Présidentielles 1969 : la gauche social-démocrate, représentée par Gaston Deferre et Michel Rocard, est laminée : le premier obtient 5% des suffrages exprimés, le second 3,6%. Jacques Duclos, candidat du PCF (Parti Communiste Français), obtient 21,3% des voix, Alain Poher, candidat du centre, est à 23,3% et Georges Pompidou, qui sera élu au second tour, atteint 44,5% des voix.

  • Dès 1971, les diverses composantes de la gauche modérée, à l’exclusion du Parti socialiste unifié de Michel Rocard, s’unissent au sein du Parti socialiste (PS) au congrès d’Épinay ;
  • En 1972, c’est la signature du Programme commun par le PS et le PCF, qui seront ensuite rejoints par le Mouvement des radicaux de gauche.
  • En 1974, François Mitterrand, candidat unique de la gauche dès le premier tour, est battu de moins de 2% par Valéry Giscard d’Estaing (49,2% contre 50,8%).

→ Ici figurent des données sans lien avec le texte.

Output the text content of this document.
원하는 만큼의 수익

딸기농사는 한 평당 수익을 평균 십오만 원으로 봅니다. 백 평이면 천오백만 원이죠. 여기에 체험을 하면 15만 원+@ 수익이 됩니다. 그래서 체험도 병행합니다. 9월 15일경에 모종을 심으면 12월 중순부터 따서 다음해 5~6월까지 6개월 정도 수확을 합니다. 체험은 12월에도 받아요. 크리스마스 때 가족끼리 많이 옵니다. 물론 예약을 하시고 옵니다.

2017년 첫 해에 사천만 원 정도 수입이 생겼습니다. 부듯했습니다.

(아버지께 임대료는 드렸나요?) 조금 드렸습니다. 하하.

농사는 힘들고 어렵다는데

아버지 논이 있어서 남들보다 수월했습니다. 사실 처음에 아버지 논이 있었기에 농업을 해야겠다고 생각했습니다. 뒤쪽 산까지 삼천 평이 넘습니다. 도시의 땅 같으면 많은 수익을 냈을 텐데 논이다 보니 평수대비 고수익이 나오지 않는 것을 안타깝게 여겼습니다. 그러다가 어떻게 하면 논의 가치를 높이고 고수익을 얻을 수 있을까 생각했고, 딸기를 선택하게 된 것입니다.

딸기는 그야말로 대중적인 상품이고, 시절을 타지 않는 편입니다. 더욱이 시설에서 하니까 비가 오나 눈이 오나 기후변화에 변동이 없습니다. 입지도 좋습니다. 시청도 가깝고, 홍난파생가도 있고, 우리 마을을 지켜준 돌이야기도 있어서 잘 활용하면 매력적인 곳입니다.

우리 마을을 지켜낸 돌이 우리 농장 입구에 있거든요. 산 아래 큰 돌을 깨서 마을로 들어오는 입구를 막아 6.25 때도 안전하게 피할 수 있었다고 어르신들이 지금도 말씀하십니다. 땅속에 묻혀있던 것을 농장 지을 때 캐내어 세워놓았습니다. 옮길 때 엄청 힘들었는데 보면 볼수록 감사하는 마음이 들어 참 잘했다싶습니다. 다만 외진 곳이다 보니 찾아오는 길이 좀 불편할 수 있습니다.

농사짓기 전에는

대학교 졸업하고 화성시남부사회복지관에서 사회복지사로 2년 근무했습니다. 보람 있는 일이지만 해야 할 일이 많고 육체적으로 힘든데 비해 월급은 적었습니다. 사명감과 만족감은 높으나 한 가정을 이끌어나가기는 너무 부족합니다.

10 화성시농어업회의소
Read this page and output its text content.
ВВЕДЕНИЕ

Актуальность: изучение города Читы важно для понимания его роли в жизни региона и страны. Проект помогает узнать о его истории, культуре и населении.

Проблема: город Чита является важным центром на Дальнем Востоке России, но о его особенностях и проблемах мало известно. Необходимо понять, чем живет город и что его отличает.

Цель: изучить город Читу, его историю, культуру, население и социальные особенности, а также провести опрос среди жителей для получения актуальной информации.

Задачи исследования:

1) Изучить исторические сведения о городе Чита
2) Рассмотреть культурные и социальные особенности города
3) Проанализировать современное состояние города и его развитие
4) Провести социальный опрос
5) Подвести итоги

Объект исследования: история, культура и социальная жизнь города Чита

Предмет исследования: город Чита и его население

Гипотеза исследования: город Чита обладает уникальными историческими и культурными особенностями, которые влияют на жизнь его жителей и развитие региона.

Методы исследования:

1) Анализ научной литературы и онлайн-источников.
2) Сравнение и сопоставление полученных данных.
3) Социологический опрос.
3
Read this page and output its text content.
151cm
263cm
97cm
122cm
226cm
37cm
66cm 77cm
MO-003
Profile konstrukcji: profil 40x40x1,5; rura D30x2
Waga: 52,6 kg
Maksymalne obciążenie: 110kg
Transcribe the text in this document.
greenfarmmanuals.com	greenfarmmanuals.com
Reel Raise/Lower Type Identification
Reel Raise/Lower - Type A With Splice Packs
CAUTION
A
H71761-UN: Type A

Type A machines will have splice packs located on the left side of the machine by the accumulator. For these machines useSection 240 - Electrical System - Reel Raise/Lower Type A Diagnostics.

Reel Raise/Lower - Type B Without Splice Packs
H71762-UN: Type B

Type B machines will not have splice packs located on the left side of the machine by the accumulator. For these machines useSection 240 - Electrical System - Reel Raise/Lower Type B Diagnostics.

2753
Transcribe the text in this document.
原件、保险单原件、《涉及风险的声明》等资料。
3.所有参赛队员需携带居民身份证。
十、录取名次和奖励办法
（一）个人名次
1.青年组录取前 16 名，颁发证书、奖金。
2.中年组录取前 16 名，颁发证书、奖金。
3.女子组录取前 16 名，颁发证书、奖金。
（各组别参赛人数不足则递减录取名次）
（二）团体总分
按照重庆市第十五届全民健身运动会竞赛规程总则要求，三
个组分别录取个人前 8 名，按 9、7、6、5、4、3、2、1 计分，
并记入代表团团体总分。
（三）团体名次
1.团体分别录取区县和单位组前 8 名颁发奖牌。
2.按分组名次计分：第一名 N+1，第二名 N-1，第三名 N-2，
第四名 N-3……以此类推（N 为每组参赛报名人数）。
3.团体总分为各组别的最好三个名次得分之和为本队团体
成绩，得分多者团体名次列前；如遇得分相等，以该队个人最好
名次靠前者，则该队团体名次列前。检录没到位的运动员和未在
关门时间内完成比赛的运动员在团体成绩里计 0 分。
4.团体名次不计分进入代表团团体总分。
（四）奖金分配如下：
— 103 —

La même année, une fraction majoritaire du PSU, dont Michel Rocard, rejoint le PS.
  • En 1978, la gauche est majoritaire en voix au premier tour des législatives, mais n’obtient pas la majorité parlementaire au second.
  • En 1981, François Mitterrand est élu Président de la République avec 51,8% des suffrages exprimés. Au premier tour, Georges Marchais, candidat du PCF, avait été éliminé avec 15,4% des voix.

Présidentielles de 2017 : La gauche modérée, représentée par Benoit Hamon, est écrasée : 6,4% des voix. Jean-Luc Mélenchon, représentant de La France insoumise (LFI), est éliminé au premier tour avec 19,6% des voix ; comme Jacques Duclos en 1969, il est passé près du second tour… Emmanuel Macron (24% au premier tour) bat Marine Le Pen (21,3% au premier tour) avec plus de 66% des suffrages exprimés au second tour.

  • Les partis de gauche partent en ordre dispersé aux élections européennes (2019), municipales (2020), puis départementales et régionales (2021). EELV (Europe Ecologie Les Verts) gagne quelques grandes villes (Lyon, Marseille, Bordeaux, Strasbourg) puis quelques cantons. Forts de leur implantation locale, le PS et le PCF sauvent de nombreux élus locaux. En mal d’alliés, LFI fait de bons scores mais gagne peu d’élus.
  • Chacun des partis de gauche cultive sa différence, ses particularités, et présente son candidat aux présidentielles de 2022.

Présidentielles de 2022 : Je n’ai plus de mot pour qualifier le score de la gauche modérée : laminée en 1969 ; écrasée en 2017 ; « moribonde » en 2022 ?

Le problème est triple :

  • Non seulement les leaders de la gauche modérée n’ont pas su analyser les causes de leurs échecs depuis 2017 et n’ont donc pas tenté de reconstruire une alternative crédible face à Emmanuel Macron et Marine Le Pen ; il leur a sans doute manqué un « François Mitterrand » ;
  • Mais de plus, n’écoutant que leurs égos, mettant en avant leurs différences avant de chercher à proposer une solution réaliste commune, ils ont poussé les insatisfaits, les plus démunis, vers les extrêmes. Que cela profite à Jean-Luc Mélenchon pourrait n’être qu’un moindre mal. Mais cela donne surtout à Marine Le Pen une vraie possibilité d’être élue Présidente de la République au second tour ;
  • Enfin, J.L. Mélenchon lui-même doit s’interroger sur ses responsabilités. Plutôt que de laisser ses troupes fustiger le PCF ou EELV (« si Roussel ou Jadot n’avaient pas maintenu leur candidature, Mélenchon serait au second tour ! »), il devrait se demander ce qu’il a fait, ou plutôt n’a pas fait, pour les rassembler sur une plate-forme commune qui ne pouvait pas être « Je suis le plus fort, ralliez-vous à moi ! »

Force est de le constater, les leaders actuels de la gauche n’ont pas eu l’intelligence de leurs prédécesseurs. Ils auraient dû analyser les raisons de l’échec de 2017 (dont les promesses intenables de F. Hollande en 2012, puis l’incapacité du PS à maîtriser ses “frondeurs”) pour tenter de reconstruire ensemble une alternative crédible. Ne l’ayant pas fait, ils sont co-responsables des résultats du 10 avril 2022, qui donnent à l’extrême droite une vraie chance d’accéder au pouvoir.